Un ritratto di Aldo Capitini (fonte) |
Nella oscura e triste storia moderna italiana, fra tante infamie e vigliaccherie, risaltano il coraggio e l'integrità di quei pochi professori universitari ordinari che nel 1931 si rifiutarono di prestare fedeltà al fascismo.
Dodici di loro sono più conosciuti perché furono quelli che affrontarono frontalmente il regime, finendo licenziati.
Sono stati recentemente onorati dall'Università dell'Insubria, con un convegno e una targa: 1) Ernesto Buonaiuti, Roma (storia del cristianesimo); 2) Mario Carrara, Torino (antropologia criminale); 3) Gaetano De Sanctis, Roma (storia antica); 4) Giorgio Errera, Pavia (chimica); 5) Giorgio Levi Della Vida, Roma (lingue semitiche); 6) Fabio Luzzatto, Milano (diritto civile); 7) Piero Martinetti, Milano (filosofia); 8) Bartolo Nigrisoli, Bologna (chirurgia); 9) Francesco Ruffini, Torino (diritto ecclesiastico); 10) Edoardo Ruffini Avondo, Perugia (storia del diritto); 11) Lionello Venturi, Torino (storia dell'arte); 12) Vito Volterra, Roma (fisica matematica).

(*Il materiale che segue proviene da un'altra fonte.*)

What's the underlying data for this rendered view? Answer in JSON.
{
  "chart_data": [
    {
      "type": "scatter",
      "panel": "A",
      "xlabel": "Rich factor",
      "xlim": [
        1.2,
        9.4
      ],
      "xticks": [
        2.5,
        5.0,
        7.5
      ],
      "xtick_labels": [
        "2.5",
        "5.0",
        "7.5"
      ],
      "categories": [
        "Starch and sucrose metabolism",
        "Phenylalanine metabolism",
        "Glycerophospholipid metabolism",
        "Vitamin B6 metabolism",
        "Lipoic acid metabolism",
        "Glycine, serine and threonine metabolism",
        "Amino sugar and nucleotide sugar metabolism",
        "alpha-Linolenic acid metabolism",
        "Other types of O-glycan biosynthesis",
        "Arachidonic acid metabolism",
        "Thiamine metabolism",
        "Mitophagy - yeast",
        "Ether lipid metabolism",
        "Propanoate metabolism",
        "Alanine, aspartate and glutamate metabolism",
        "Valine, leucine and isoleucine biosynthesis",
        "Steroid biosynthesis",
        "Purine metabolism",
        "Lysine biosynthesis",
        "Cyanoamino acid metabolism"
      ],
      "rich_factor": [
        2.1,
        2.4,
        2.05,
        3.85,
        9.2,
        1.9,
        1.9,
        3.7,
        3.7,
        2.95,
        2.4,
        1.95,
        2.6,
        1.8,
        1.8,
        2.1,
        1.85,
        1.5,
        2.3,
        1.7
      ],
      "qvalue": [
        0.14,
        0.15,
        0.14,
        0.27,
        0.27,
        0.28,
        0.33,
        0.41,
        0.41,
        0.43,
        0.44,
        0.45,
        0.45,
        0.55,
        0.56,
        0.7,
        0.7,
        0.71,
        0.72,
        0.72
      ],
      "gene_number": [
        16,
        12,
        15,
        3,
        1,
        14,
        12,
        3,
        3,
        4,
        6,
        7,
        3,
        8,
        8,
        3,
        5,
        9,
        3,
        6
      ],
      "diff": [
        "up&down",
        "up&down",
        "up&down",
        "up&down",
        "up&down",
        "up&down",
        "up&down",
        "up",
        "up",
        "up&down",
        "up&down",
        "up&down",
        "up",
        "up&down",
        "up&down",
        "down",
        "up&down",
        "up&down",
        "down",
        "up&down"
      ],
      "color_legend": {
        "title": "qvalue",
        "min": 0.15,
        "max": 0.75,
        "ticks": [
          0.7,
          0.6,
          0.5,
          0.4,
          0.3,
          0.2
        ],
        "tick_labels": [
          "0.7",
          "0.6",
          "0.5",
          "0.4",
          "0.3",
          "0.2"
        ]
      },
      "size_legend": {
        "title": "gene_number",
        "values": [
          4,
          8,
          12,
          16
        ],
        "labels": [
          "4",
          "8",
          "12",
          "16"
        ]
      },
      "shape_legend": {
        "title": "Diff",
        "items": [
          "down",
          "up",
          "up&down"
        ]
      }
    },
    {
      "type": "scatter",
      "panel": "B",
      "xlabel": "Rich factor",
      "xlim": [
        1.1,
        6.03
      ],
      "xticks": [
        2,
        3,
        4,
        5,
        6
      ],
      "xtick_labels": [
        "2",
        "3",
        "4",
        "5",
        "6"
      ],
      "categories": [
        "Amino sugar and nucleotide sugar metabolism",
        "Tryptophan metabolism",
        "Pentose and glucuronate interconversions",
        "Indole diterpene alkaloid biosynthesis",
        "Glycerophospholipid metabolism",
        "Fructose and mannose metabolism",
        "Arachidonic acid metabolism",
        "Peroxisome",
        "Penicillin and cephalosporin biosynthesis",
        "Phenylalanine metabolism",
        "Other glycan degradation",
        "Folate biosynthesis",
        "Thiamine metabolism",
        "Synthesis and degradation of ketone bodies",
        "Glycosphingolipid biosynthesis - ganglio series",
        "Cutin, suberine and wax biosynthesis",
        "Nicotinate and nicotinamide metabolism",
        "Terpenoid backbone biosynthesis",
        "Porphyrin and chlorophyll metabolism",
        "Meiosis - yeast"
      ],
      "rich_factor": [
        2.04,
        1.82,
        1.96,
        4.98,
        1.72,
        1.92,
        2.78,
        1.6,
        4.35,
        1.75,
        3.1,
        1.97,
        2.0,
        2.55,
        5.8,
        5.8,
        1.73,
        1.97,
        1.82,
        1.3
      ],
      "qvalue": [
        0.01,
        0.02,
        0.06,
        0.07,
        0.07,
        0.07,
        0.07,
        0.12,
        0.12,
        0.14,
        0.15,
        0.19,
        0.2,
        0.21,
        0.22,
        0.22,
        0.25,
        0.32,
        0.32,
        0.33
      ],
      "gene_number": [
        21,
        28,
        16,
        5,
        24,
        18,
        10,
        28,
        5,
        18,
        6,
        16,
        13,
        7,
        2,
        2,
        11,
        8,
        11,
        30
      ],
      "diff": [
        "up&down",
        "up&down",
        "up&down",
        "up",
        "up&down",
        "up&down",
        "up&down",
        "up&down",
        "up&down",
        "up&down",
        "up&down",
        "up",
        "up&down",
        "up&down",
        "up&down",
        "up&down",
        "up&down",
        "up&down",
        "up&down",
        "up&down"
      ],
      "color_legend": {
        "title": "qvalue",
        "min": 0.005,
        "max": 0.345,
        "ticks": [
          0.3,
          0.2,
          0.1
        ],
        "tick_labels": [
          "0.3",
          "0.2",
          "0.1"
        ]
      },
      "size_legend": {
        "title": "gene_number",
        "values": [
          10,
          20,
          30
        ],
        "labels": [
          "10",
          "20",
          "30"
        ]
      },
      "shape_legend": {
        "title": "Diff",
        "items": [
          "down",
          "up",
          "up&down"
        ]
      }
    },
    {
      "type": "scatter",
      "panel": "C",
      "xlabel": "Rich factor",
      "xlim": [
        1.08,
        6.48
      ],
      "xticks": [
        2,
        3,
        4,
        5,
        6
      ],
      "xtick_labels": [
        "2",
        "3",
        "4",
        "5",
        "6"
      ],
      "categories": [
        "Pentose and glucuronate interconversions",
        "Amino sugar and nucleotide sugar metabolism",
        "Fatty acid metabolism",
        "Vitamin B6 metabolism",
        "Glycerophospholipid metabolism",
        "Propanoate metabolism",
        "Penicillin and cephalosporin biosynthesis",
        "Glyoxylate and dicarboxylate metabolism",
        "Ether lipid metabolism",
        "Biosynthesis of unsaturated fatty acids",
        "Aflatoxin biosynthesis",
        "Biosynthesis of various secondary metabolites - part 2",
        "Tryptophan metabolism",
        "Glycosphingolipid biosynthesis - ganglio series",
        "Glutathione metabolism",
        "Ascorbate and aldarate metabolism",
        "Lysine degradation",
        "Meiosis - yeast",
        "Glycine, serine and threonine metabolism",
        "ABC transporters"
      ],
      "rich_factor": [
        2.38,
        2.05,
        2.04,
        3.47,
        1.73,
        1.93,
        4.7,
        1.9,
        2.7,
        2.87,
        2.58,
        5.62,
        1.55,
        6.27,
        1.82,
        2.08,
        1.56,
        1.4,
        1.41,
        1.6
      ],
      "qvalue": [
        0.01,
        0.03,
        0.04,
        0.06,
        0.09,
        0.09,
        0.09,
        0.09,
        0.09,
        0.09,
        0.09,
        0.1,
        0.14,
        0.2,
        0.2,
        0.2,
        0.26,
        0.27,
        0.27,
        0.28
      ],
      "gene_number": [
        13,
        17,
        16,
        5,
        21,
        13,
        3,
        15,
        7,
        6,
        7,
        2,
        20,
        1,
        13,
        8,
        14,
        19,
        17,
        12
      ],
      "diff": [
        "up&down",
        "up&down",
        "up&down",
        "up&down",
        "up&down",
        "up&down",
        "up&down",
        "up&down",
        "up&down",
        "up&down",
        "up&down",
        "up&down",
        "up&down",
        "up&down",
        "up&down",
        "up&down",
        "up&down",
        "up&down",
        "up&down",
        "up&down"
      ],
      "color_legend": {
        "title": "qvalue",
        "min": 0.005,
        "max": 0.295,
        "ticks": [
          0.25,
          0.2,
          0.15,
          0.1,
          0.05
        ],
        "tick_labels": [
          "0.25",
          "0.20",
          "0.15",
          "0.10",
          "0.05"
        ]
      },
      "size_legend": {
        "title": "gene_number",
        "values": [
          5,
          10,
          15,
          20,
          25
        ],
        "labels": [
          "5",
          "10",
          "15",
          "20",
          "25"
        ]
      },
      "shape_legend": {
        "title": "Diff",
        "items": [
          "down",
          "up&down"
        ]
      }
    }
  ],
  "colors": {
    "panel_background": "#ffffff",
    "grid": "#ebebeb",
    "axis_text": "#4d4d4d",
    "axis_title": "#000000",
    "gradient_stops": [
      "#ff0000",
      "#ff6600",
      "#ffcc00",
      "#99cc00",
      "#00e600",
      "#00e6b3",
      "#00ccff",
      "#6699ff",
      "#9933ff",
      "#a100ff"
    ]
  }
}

Alcuni pochi altri andrebbero ricordati, perché riuscirono in qualche modo a ribellarsi, come ricordano un articolo di Paolo L. Bernardini, un altro scritto di Simonetta Fiori e una voce ben scritta di Wikipedia.
Tutti gli altri, oltre 1000, cedettero, perché impauriti dalla miseria, accecati dalla loro presunzione, istruiti a restare dal loro partito o dalla loro conventicola.
Un particolare rammarico che su questo blog non può essere taciuto è che fra di essi non si trova un solo toscano.
Una assenza emblematica, che dice qualcosa su come tanti intellettuali toscani, anche allora, fossero guastati da conformismo, nazionalismo, togliattismo, gesuitismo.
La Toscana è in parte riscattata da Aldo Capitini, che era umbro ma che, per il suo rifiuto di iscriversi al Partito Nazionale Fascista, perse il suo posto di lavoro alla Normale di Pisa. Lo ricordiamo volentieri e con amore, per il suo contributo alla moderna cultura politica nonviolenta umbra, toscana e italiana.